The Meaning of Bar/Bat Mitzvah

Jews are not “bar-mitzvahed” or “bat-mitzvahed.” it does not happen to them. it is a status achieved by demonstrating personal awareness of the responsibility to take on the fulfillment of the mitzvot of Judaism.

 

Children who become bar or bat mitzvah are “obligated to the mitzvot” (Mishnah Avot 5.21). According to Jewish tradition, this is the age of ethical awareness. Only then can one become a member of the Jewish religious community in one’s own right.

There are many aspects to Jewish life, and the candidate called to the Torah as a bat/bar mitzvah might never again take part in that ritual. But chanting Torah and Haftarah is not the essence of bat/bar mitzvah. The act of calling a bar/bat mitzvah candidate to the Torah is the traditional welcome of a new ethically aware member of the community, who can now be counted in the minyan, that is, someone who helps create Jewish critical mass.
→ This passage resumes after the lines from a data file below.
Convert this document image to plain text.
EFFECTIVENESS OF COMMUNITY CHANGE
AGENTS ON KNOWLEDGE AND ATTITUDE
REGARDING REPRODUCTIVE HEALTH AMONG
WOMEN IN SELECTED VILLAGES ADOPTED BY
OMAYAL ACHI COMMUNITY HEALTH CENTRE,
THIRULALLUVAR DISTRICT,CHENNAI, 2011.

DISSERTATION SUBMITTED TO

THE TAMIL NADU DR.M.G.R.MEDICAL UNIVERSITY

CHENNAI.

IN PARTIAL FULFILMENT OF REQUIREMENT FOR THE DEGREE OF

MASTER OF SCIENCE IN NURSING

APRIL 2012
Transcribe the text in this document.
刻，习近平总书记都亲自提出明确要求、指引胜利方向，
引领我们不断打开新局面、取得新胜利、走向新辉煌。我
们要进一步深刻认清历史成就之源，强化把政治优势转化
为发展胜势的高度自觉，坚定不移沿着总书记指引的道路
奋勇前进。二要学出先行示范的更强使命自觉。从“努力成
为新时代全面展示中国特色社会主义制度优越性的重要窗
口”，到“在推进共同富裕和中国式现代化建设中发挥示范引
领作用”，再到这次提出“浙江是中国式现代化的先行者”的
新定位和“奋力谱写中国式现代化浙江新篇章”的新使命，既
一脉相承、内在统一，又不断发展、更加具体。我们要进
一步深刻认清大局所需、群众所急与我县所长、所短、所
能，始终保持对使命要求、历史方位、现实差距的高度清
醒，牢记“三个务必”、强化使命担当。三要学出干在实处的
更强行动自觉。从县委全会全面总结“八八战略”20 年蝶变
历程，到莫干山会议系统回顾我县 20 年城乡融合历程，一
There are four aspects of basic Jewish literacy essential for an authentic bat/bar mitzvah, as they are for participation in a Jewish community at any age:

• Torah: In the d’var Torah, a “word of Torah,” the candidate demonstrates familiarity with the Jewish way of studying Torah, offering the assembled community a personal insight into the Torah verses to be read.

• Prayer: In exile, the synagogue became the Jewish people’s public square, and familiarity with the symbols and significance of our prayer culture is a powerful indicator of belonging.

• Tzedakah: The classic Jewish way to celebrate a simkha is in giving tzedakah, often in the form of a mitzvah project.

• Hebrew: Anywhere in the world, a Jew can walk into a shul, say shalom and be recognized as “one of us.” Hebrew links us to our past and each to other. Not everyone can pick up a second language, but most of us can learn to decode, and access to such learning is every Jew’s birthright.

At Shir Tikvah, we recognize that bat/ bar mitzvah is essentially a shared ritual. The candidate declares readiness to be counted among the Jews, and the congregation responds in welcome. It is neither a graduation from religious education nor a performance; the moment of bat/bar mitzvah marks a transition to the adult Jewish communal life that the child has been surrounded by, and supported by, until this moment.

It’s a shared celebration. Congregants are energized to see a young person demonstrating a commitment to our shared tradition. Parents are proud that their child has begun to understand what it means to make a difference in a community. And the bar/bat mitzvah celebrates the first steps into ritual equality in the congregation – and begins to see a prom- ise of what it can mean to belong.